In a recent murder case near Jacksonville, Florida, a woman was sexually assaulted and murdered by a suspect who fled the scene. The police found an item at the scene with what they suspected was the offender’s DNA. The police ran the DNA found at the crime scene through their system and found a likely match with the defendant. After obtaining other evidence, the defendant was arrested and charged. The criminal defense lawyer filed a motion to suppress the DNA evidence because the police matched the crime scene DNA with the defendant’s DNA that was obtained as a result of a prior case that had been expunged. The criminal defense attorney argued that the state illegally obtained the defendant’s DNA because the prior expunction order required the FDLE to expunge all of its records relating to the case, including the DNA.

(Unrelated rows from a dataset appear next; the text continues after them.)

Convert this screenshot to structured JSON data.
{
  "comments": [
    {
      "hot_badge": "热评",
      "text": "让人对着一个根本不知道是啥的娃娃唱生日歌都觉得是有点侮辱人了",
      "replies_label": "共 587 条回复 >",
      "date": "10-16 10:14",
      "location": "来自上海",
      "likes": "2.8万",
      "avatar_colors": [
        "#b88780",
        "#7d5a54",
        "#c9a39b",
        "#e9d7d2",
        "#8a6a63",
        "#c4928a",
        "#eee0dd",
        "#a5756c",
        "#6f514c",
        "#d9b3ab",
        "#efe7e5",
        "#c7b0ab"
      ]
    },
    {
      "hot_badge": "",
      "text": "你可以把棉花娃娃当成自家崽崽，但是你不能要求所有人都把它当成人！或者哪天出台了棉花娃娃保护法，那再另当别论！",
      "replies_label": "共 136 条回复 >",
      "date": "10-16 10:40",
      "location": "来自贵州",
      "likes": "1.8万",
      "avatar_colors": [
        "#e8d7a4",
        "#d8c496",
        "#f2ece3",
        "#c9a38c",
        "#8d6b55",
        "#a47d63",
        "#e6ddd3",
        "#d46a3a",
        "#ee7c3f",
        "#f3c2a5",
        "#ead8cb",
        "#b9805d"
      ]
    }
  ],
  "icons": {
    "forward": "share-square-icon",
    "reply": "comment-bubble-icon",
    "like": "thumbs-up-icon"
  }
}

The court rejected the criminal defense lawyer’s argument and ruled that the state’s recovery of the defendant’s DNA from an expunged case was valid. Sometimes, you read legal opinions on real serious cases and it looks like the appellate court is going to do whatever it needs to do to affirm the conviction because they do not want to let a very dangerous person go free. People are only human. That sounds like what they did here. The appellate court didn’t even rule on whether or not the FDLE must expunge and get rid of DNA records from a case that has been ordered expunged. It seems like that would be a key issue in this case. Instead, the appellate court ruled that the state obtaining the DNA records that the FDLE did maintain was not a search or seizure. It was obtained pursuant to a Florida statute. As a result, a motion to suppress pursuant to the Fourth Amendment is not applicable.

Society is better off that this person, who had a history of sexual assaults and managed to avoid accountability for his previous conduct, did not get out of prison, but the court did not rule on the prevailing issue about the effect of expunctions on these records, so that question remains unanswered.